For my part, I recently wrote that I wouldn't mind seeing a precise, surgical American military assault in Burma. I regret that sentiment, maybe. From passages I have visited today at Access to Insight, Buddha offers no comfort to warriors. Most germane to the matter is this from the Sumyatta sutra, ch 42.3 "To Yodhajiva (The Warrior)". Here, a bit of it, quoting Buddha:
When a warrior strives & exerts himself in battle, his mind is already seized, debased, & misdirected by the thought: 'May these beings be struck down or slaughtered or annihilated or destroyed. May they not exist.' If others then strike him down & slay him while he is thus striving & exerting himself in battle, then with the breakup of the body, after death, he is reborn in the hell called the realm of those slain in battle. But if he holds such a view as this: 'When a warrior strives & exerts himself in battle, if others then strike him down & slay him while he is striving & exerting himself in battle, then with the breakup of the body, after death, he is reborn in the company of devas slain in battle,' that is his wrong view. Now, there are two destinations for a person with wrong view, I tell you: either hell or the animal womb."
The Great Michael O'Keefe

Michael O’Keefe, the Oscar-nominated actor (for The Great Santini) who, among much else, did a knock-your-socks-off job with a role during the third season of The West Wing where he played a very noble reporter, plays Barry Grissom in George Clooney’s new film Michael Clayton, which is getting boffo reviews after opening yesterday. In his non-thespian meatlife, O’Keefe is a Zen Priest and member of the Zen Peacemaker Order, which can mightily show in his performances, or not, dependent on the role. Here’s the page on Michael at IMDb. Here, an article from five years ago about O’Keefe’s work teaching meditation in Northern Ireland, posted at the official Michael O'Keefe website, www.michaelokeefe.com . Get hip to Michael O’Keefe, y’all.

Sharon Salzberg pulls a Buddhist full Ginsburg

Interesting bits of news tell us that Sharon Salzberg is in upcoming podcasts from both of Buddhism Online’s quality producers of such, the IDProject and Buddhist Geeks. In baseball terms, Salzberg has converted a double play. In Sunday-morning-talkshow terminology, it’s a full Ginsburg when you get saturation coverage.

Ethan Nichtern began his The IDProject newsletter, which I received yesterday, with these words, “This past Wednesday night, our Guest Lecture Series attained new levels of awesomeness with a visit from Sharon Salzberg, one of the foremost meditation teachers in America (soon to be available on The Interdependence Project podcast).”

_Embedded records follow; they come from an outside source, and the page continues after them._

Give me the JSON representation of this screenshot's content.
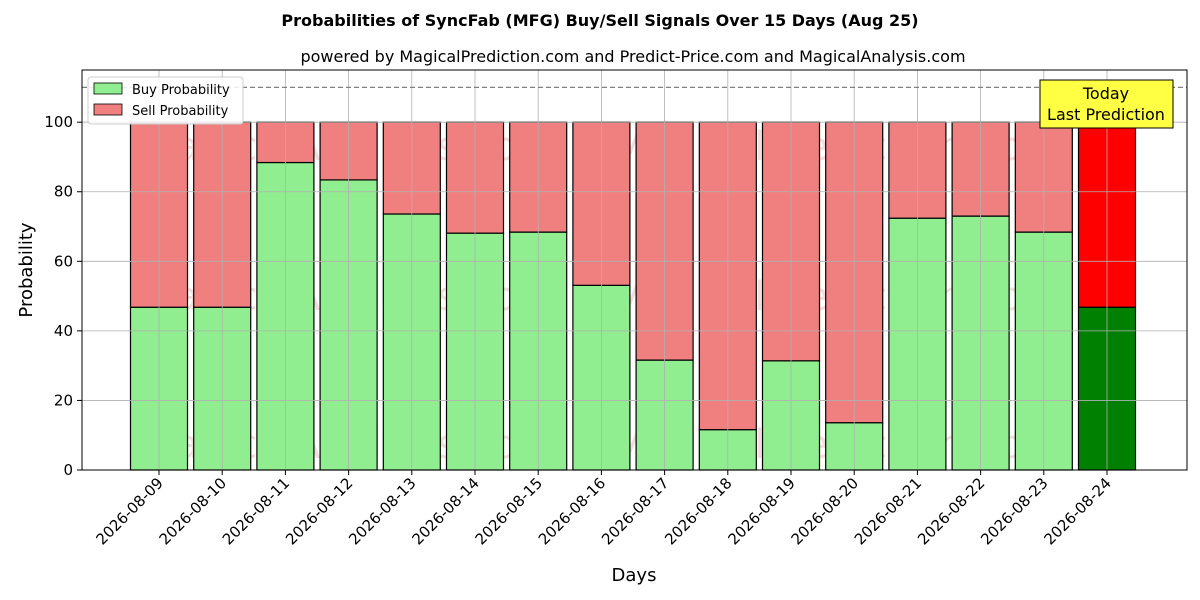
{
  "chart_data": {
    "type": "bar",
    "title": "Probabilities of SyncFab (MFG) Buy/Sell Signals Over 15 Days (Aug 25)",
    "subtitle": "powered by MagicalPrediction.com and Predict-Price.com and MagicalAnalysis.com",
    "xlabel": "Days",
    "ylabel": "Probability",
    "ylim": [
      0,
      115
    ],
    "yticks": [
      0,
      20,
      40,
      60,
      80,
      100
    ],
    "reference_line": 110,
    "grid": true,
    "legend_position": "top-left",
    "categories": [
      "2026-08-09",
      "2026-08-10",
      "2026-08-11",
      "2026-08-12",
      "2026-08-13",
      "2026-08-14",
      "2026-08-15",
      "2026-08-16",
      "2026-08-17",
      "2026-08-18",
      "2026-08-19",
      "2026-08-20",
      "2026-08-21",
      "2026-08-22",
      "2026-08-23",
      "2026-08-24"
    ],
    "series": [
      {
        "name": "Buy Probability",
        "values": [
          46.8,
          46.8,
          88.4,
          83.4,
          73.6,
          68.1,
          68.4,
          53.1,
          31.6,
          11.6,
          31.4,
          13.6,
          72.4,
          73.0,
          68.4,
          46.8
        ],
        "color": "#90ee90",
        "highlight_color": "#008000"
      },
      {
        "name": "Sell Probability",
        "values": [
          53.2,
          53.2,
          11.6,
          16.6,
          26.4,
          31.9,
          31.6,
          46.9,
          68.4,
          88.4,
          68.6,
          86.4,
          27.6,
          27.0,
          31.6,
          53.2
        ],
        "color": "#f08080",
        "highlight_color": "#ff0000"
      }
    ],
    "highlight_index": 15,
    "annotation": {
      "line1": "Today",
      "line2": "Last Prediction",
      "bg": "#ffff44"
    },
    "watermarks": [
      "MagicalAnalysis.com",
      "MagicalPrediction.com"
    ]
  }
}
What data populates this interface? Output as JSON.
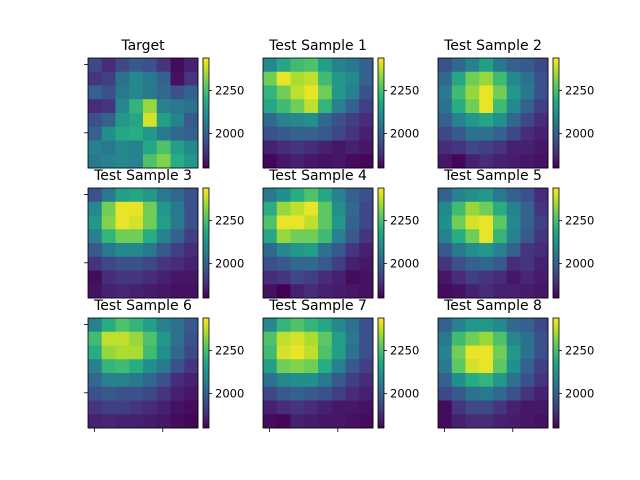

Vince of Buddhist Geeks put up a picture of fellow Geek Ryan Oelke in his personal blog, Numinous Nonsense, with a caption that began with this sentence: “Ryan doing the voiceover for this week’s Buddhist Geeks episode w/ Sharon Salzberg.” Vince tells us Geek Gwen Bell conducted the interview.

Could it be that Salzberg has a new book out? From a search at Amazon, I find she has a 30-page book/2 CD/contemplation cards package called Unplug coming out in five months. She might be plugging that. [The title may be a reference to The Matrix idea of joining The Real World OR may focus on the simpler idea of relieving stress OR both. “You gotta unplug, man,” said Kroy to Keanu’s coppertop Neo.] She also has a mass paperback version of her 2004 book Lovingkindness coming out next April, published by Shambhala.

Update: The podcasts have been posted. Here are links to Susan Salzberg's three-part podcast with Buddhist Geeks [#1, #2, #3] and the IDProject's 21st Century Buddhism, "GUEST LECTURE: Interdependence and Lovingkindness."

Eight

As many of us learn, tangential to our study of Ch’an (Chinese Zen), the number eight is considered lucky by those in China and by Chinese whom have emigrated worldwide. Thus it is no weird coincidence that the summer Olympics are set to begin in Beijing on August 8, 2008, at 8:08pm (or, maybe, eight seconds and eight nanoseconds thereafter).